Faire carrière, un privilège réservé aux hommes (?)
Depuis l’obtention par les femmes du droit de vote, certains considèrent l’égalité entre les sexes comme une chose acquise. Si d’autres se contentent en revanche d’une égalité formelle garantie par la législation, certains autres encore prétendent que cette égalité est de fait inatteignable et qu’il s’agit plutôt d’un processus permettant de définir l’orientation des politiques publiques. S’il est difficile de mesurer l’état de l’égalité dans un pays, la situation sur le marché du travail constitue néanmoins un indicateur fiable. L’emploi concerne, d’une façon ou d’autre, l’ensemble de la population, et représente un défi pour tous les pays, la République tchèque ne faisant pas exception à cette règle. Ainsi, les discriminations sur le champ professionnel se répercutent dans la vie de tous, à leur profit ou à leur détriment.

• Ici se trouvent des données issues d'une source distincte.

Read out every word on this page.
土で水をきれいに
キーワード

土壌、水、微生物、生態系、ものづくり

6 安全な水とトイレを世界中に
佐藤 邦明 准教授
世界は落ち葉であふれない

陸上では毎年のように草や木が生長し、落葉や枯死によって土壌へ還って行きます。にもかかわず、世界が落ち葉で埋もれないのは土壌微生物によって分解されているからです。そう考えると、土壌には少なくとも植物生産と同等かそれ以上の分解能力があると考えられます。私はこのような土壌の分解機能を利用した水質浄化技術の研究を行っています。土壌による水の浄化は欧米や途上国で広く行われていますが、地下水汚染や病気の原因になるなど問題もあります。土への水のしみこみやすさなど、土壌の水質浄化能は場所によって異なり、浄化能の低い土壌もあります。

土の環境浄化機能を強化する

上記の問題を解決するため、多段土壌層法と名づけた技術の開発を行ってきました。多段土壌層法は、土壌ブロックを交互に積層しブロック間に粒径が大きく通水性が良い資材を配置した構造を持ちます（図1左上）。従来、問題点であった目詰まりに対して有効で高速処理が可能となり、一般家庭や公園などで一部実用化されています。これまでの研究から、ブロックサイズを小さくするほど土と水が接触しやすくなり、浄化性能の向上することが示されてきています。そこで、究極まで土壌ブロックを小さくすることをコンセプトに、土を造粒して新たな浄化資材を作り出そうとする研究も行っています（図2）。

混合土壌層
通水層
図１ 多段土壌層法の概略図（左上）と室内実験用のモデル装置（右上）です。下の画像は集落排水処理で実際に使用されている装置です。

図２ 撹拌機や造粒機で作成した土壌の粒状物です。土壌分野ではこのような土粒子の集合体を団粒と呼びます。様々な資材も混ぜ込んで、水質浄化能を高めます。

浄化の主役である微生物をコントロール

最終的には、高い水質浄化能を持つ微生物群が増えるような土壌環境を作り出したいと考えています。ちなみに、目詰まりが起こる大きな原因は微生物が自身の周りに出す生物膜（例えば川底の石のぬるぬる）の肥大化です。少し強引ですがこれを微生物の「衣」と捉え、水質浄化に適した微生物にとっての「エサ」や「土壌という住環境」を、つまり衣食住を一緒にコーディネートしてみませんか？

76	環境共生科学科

« Le premier élément très important, c’est de voir quelle est la place des femmes sur le marché du travail, c’est-à dire ce qu’on appelle le taux d’activité et le taux d’emploi, qui établit quelle est la proportion des femmes qui sont présentes sur le marché du travail. On constate qu’il y a des très grandes différences entre les pays. Le deuxième indicateur également très important, c’est que les femmes aujourd’hui travaillent dans leur grande majorité, par rapport à une situation antérieure où on avait plutôt le modèle d’un homme rapporteur du revenu. Mais dans un certain nombre de pays, on a encore un nombre élevé de femmes qui travaillent à temps partiel, comme c’est sur elles que repose l’essentiel des tâches parentales et domestiques. Enfin, le troisième indicateur important, c’est l’écart de salaires entre les femmes et les hommes, puisque d’une certaine façon, cet indicateur traduit toutes les autres inégalités. »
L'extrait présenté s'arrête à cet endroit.